Shaking my head, I clear my throat and lift my chin to show my authority over him. “Mr. Olsson—”

“Jett—”

“Mr. Olsson,” I repeat. “Your IG account should reflect who you are as a person. It has to be genuine and it has to be true to yourself.”

“I am being true to myself,” he says, and I understand his message. He’s being relentless in his pursuit and that is who he is. He doesn’t take “no” for an answer very easily.

“I am never going to go on a date with you,” I say firmly, deciding to just cut to the chase. “So if you will just accept that and start tailoring your account to reflect—”

“I’ll make a deal with you,” he interrupts me with a roguish grin, and I’m so caught off guard by the dimple I can see poking out through the scruff on his face, I don’t shut him down.

He takes my momentary silence as permission to proceed. “Let me take you out to dinner. You spend some more time helping me understand how to be genuine in my posts, where I promise to follow your instructions, and I will never ask you out on a date again.”

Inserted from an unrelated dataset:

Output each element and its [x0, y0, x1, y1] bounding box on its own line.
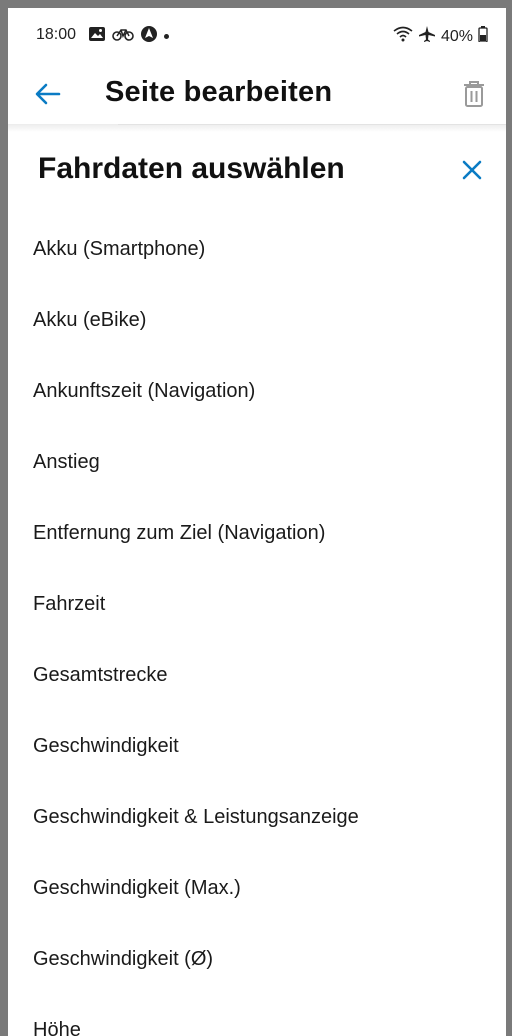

My eyes narrow. “You’re saying if we go out for a meal—really a business dinner—you’ll legitimately let me teach you how to use your social media and you’ll follow my instructions, then you won’t ever ask me out again?”

Jett nods with a resounding expression of determination. “That’s what I’m saying.”

“You promise you’ll leave me alone,” I press.

“On a personal basis, yes. On a professional basis, I imagine we still have to work together.”

I settle back in my chair a minute, letting my brain search for some sort of loophole.

Some means by which he’s tricking me.

I also remind myself I won’t let myself get charmed by him at this dinner, and that I am going to stick to my absolute policy of not only not dating co-workers, but not dating anyone for that matter.

I’m not interested at this point in my life.

It’s still a little too personal, so I make a counteroffer. “I’ll agree to dinner with you, solely in a business capacity to help you learn more about how to do your social media in an authentic way. But I’m paying for dinner.”

“Deal,” he says quickly.

Too quickly.

Did I miss a loophole?

“Tonight?” he queries hopefully. The Vengeance doesn’t have a game.

I shake my head. “I’m sorry, but I already have plans.”

Jett isn’t dissuaded. “Saturday night.”

I don’t have any reason to say no. My Saturday nights are relatively boring, and I’d just as soon get this over with.

“Fine,” I clip out. “But business only.”

“Business only,” he agrees.

 

 

CHAPTER 3

 


Jett


Coach Perron doesn’t believe in whistles while coaching. He has a booming voice he prefers to use if necessary, but mostly he just observes us while we do practice drills. The assistant coaches are more involved during practices and they carry out Perron’s coaching philosophies to perfection. If a comment is needed, Coach won’t hesitate to make it, but his most important words are usually reserved for strategy discussions while watching game film and pre-game pep talks.

But when he deems practice over—meaning we have sufficiently met his expectations for the day, he’ll call out, “That’s enough for today.”